The cryptocurrency futures contracts withh be listed on ICE Futures U.S.,  and include contracts on the CoinDesk 20 and CoinDesk 5 indices as well as single-asset futures covering Bitcoin, Ether, Solana, XRP and BNB.

The contracts are cash-settled and denominated in U.S. dollars, giving traders and institutions a regulated way to gain exposure to cryptocurrencies without holding the underlying tokens. ICE said more than $40 billion in assets are already linked to CoinDesk Indices, with the flagship CoinDesk 20 capturing over 90% of the digital asset market through a capped market-capitalisation methodology.

Jennifer Ilkiw, President of ICE Futures U.S., said the launch reflects the rapid evolution of digital asset markets and aims to bring “further transparency” to the sector. CoinDesk’s President of Data and Indices, David LaValle, added that the partnership extends trusted crypto benchmarks into regulated futures markets.

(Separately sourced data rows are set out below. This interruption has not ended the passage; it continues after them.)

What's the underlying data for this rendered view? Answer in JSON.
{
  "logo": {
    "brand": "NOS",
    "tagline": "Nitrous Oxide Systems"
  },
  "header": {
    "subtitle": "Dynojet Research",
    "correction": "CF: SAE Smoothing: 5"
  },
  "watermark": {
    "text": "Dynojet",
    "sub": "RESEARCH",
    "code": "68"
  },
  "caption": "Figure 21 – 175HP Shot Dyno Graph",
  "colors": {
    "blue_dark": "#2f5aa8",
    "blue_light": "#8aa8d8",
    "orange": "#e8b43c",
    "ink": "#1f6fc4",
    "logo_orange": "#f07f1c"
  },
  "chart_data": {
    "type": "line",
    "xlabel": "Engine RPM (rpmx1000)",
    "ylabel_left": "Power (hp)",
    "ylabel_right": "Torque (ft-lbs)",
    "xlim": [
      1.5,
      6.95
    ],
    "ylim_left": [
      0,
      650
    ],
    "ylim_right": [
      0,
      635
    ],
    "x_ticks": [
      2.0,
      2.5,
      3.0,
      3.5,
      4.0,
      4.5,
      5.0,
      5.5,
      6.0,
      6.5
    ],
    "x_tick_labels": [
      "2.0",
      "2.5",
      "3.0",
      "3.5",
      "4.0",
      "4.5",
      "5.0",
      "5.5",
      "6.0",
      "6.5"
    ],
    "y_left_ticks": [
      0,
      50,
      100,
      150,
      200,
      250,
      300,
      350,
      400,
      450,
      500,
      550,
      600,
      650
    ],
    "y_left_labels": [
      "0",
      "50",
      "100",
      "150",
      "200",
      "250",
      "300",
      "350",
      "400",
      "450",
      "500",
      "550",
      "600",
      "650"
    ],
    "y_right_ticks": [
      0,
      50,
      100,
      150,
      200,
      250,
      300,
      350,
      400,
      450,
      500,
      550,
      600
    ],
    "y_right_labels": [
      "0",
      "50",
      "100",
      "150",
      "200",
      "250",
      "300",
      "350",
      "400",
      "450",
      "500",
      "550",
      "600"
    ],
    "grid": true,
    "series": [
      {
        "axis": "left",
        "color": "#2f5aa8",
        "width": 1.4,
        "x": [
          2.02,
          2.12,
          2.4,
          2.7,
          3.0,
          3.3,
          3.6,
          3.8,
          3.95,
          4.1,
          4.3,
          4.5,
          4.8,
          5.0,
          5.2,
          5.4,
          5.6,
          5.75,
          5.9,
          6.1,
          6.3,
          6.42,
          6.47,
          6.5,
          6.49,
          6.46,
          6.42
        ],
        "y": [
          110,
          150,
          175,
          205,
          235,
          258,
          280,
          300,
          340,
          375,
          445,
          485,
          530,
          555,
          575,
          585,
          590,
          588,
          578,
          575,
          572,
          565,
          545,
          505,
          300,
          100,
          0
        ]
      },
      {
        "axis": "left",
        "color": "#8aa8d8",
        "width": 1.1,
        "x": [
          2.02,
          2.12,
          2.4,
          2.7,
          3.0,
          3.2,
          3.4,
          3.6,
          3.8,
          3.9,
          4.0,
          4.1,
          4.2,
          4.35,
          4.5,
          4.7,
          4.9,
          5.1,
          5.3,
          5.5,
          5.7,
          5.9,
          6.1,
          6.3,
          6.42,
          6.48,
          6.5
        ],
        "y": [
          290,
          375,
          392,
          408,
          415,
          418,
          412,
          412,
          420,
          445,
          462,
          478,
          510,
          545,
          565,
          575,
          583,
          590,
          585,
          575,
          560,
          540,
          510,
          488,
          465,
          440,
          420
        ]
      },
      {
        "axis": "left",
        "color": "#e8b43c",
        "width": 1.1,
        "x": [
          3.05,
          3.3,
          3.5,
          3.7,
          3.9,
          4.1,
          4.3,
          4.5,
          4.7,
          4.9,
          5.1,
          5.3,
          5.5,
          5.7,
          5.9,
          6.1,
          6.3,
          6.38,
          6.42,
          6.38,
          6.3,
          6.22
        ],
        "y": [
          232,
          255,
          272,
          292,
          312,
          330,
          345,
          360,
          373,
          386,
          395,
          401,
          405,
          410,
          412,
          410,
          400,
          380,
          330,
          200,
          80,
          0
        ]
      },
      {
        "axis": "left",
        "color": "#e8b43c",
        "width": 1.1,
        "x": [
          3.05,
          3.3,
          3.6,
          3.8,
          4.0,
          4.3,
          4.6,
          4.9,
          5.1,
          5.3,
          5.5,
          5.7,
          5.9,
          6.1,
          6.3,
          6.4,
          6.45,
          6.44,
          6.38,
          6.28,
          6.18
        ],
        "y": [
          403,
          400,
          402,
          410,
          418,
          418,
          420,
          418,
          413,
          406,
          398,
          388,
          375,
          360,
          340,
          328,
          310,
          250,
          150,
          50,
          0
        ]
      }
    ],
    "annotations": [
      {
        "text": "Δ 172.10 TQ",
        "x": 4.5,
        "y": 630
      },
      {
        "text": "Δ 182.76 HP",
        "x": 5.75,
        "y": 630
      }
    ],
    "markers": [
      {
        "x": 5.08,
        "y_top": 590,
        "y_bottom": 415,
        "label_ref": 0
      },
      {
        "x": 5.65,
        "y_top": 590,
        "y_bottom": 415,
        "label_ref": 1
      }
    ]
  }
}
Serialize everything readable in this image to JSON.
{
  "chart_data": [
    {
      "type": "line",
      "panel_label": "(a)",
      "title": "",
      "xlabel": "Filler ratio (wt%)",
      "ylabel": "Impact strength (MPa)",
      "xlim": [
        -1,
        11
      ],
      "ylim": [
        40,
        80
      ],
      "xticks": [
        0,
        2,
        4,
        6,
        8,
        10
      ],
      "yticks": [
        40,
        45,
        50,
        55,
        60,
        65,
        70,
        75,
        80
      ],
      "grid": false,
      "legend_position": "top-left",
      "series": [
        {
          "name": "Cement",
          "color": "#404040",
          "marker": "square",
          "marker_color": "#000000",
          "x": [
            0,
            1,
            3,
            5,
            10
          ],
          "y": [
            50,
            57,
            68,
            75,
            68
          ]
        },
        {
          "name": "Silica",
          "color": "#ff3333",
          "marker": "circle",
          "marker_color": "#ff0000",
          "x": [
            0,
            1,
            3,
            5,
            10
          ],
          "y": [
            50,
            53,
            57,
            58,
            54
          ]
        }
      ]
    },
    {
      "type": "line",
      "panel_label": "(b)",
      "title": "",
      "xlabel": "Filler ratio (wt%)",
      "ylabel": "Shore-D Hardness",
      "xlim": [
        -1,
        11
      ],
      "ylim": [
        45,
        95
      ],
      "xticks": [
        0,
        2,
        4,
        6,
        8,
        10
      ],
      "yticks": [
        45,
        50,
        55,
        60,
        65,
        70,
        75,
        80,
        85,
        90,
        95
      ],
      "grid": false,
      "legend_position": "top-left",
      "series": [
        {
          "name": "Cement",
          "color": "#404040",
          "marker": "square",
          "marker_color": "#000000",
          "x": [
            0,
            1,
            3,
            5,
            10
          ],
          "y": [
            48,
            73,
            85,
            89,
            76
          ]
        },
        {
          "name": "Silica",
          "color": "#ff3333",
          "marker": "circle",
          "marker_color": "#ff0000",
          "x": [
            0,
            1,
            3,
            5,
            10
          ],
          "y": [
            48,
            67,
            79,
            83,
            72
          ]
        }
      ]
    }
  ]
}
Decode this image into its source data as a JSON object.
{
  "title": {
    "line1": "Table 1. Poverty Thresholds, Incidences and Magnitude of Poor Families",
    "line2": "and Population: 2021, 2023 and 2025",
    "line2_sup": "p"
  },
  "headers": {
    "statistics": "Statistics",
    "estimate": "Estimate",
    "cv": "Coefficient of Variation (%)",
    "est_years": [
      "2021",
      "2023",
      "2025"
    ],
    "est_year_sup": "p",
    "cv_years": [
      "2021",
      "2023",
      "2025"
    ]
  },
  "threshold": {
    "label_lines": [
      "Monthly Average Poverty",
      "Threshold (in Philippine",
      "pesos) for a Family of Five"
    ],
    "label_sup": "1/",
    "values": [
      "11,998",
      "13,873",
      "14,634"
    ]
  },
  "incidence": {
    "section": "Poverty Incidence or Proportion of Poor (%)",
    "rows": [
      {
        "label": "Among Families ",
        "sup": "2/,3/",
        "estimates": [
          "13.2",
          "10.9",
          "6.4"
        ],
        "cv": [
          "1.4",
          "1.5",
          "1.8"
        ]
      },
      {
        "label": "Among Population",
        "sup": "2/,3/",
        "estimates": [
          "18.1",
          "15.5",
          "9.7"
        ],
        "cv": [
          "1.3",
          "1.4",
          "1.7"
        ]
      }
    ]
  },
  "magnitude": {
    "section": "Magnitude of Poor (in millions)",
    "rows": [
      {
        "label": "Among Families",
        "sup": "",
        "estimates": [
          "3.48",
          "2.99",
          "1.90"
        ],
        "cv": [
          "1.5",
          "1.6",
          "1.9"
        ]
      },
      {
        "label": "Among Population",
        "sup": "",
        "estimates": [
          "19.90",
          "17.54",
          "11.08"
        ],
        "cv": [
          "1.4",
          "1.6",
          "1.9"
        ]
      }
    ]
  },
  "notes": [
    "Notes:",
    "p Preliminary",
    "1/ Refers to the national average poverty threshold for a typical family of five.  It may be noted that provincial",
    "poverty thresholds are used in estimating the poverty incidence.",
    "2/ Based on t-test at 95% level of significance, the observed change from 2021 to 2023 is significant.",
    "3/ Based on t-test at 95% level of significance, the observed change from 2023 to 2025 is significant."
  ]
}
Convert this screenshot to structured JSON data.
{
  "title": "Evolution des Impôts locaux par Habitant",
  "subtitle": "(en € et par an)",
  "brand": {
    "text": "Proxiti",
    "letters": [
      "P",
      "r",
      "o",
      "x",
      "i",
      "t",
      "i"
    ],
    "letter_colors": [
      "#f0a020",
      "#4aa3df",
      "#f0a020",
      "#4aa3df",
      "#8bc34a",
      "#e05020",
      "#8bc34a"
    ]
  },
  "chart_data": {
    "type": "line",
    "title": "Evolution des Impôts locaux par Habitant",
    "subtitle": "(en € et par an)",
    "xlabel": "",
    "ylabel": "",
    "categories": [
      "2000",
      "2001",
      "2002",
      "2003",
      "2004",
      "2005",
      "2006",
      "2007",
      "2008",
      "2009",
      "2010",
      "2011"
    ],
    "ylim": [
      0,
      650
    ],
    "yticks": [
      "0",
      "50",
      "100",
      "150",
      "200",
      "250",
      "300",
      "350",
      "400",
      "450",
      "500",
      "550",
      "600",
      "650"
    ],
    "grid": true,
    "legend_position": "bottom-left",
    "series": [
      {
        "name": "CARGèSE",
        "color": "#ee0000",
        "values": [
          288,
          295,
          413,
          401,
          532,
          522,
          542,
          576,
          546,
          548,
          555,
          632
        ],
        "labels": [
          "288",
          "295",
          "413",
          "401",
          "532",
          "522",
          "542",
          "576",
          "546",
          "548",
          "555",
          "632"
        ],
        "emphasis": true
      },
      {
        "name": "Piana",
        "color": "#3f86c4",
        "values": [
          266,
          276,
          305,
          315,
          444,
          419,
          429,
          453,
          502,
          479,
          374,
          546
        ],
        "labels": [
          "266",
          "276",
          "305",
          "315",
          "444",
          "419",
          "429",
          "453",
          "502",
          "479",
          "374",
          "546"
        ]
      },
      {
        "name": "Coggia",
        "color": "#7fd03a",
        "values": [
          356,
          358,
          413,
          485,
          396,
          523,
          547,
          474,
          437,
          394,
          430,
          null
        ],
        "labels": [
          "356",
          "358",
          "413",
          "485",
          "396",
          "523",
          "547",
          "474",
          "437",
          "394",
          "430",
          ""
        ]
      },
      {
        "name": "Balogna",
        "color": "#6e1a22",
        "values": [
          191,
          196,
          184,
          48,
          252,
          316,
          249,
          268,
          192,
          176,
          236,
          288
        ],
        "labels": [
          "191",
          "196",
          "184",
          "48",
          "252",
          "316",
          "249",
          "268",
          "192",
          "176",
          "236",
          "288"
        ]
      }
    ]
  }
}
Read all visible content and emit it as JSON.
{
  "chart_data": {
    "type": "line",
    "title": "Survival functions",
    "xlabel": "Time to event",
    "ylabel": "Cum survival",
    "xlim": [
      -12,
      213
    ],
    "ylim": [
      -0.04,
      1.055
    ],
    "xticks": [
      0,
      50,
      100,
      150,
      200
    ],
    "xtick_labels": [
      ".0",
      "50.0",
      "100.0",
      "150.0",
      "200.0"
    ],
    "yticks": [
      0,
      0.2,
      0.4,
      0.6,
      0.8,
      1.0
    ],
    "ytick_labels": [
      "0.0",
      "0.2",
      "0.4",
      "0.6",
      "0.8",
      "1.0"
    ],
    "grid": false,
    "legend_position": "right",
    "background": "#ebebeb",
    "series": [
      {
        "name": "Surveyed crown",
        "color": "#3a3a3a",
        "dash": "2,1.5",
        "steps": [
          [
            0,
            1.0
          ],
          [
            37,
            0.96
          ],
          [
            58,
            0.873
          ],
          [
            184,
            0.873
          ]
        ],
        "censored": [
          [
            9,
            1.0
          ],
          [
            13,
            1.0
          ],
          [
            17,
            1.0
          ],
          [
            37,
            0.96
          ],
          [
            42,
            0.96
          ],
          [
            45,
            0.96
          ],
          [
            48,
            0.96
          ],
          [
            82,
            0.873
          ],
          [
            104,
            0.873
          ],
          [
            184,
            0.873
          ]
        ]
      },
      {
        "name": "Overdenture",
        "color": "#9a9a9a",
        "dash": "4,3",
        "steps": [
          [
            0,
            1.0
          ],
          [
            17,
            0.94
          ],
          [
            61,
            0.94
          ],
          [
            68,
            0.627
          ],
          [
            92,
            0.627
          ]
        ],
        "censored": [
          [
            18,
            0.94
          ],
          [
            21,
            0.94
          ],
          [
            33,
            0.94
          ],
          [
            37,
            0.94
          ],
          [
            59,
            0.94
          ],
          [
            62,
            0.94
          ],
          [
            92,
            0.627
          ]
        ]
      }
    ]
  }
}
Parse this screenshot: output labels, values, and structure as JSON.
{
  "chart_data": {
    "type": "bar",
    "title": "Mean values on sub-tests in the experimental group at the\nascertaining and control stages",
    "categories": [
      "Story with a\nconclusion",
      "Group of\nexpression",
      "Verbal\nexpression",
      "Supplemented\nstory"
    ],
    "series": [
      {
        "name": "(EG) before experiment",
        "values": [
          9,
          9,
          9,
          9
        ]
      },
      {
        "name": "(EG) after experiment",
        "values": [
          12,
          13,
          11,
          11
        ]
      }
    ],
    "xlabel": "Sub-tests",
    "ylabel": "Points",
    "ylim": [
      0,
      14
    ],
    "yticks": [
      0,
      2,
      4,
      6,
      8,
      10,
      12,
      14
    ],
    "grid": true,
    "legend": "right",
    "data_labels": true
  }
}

The new products offer several advantages for institutional investors. Trading on ICE’s exchange and clearing infrastructure provides trusted pricing, regulatory oversight and improved risk management compared with unregulated crypto venues. Futures contracts can also offer capital efficiency and allow investors to hedge volatility or gain diversified exposure through index-based products.

However, there are potential drawbacks. Futures trading in the US add complexity and may not suit inexperienced traders, while crypto’s inherent volatility can still lead to large losses even within regulated markets. Cash-settled contracts also mean investors don’t own the underlying assets, which may limit appeal for long-term holders seeking direct exposure.

ICE also plans to introduce One Month CoinDesk Overnight Rates USDC futures, tied to decentralised finance lending rates. Together, the launches highlight growing institutional demand for regulated tools to trade and manage risk in the rapidly maturing digital asset ecosystem.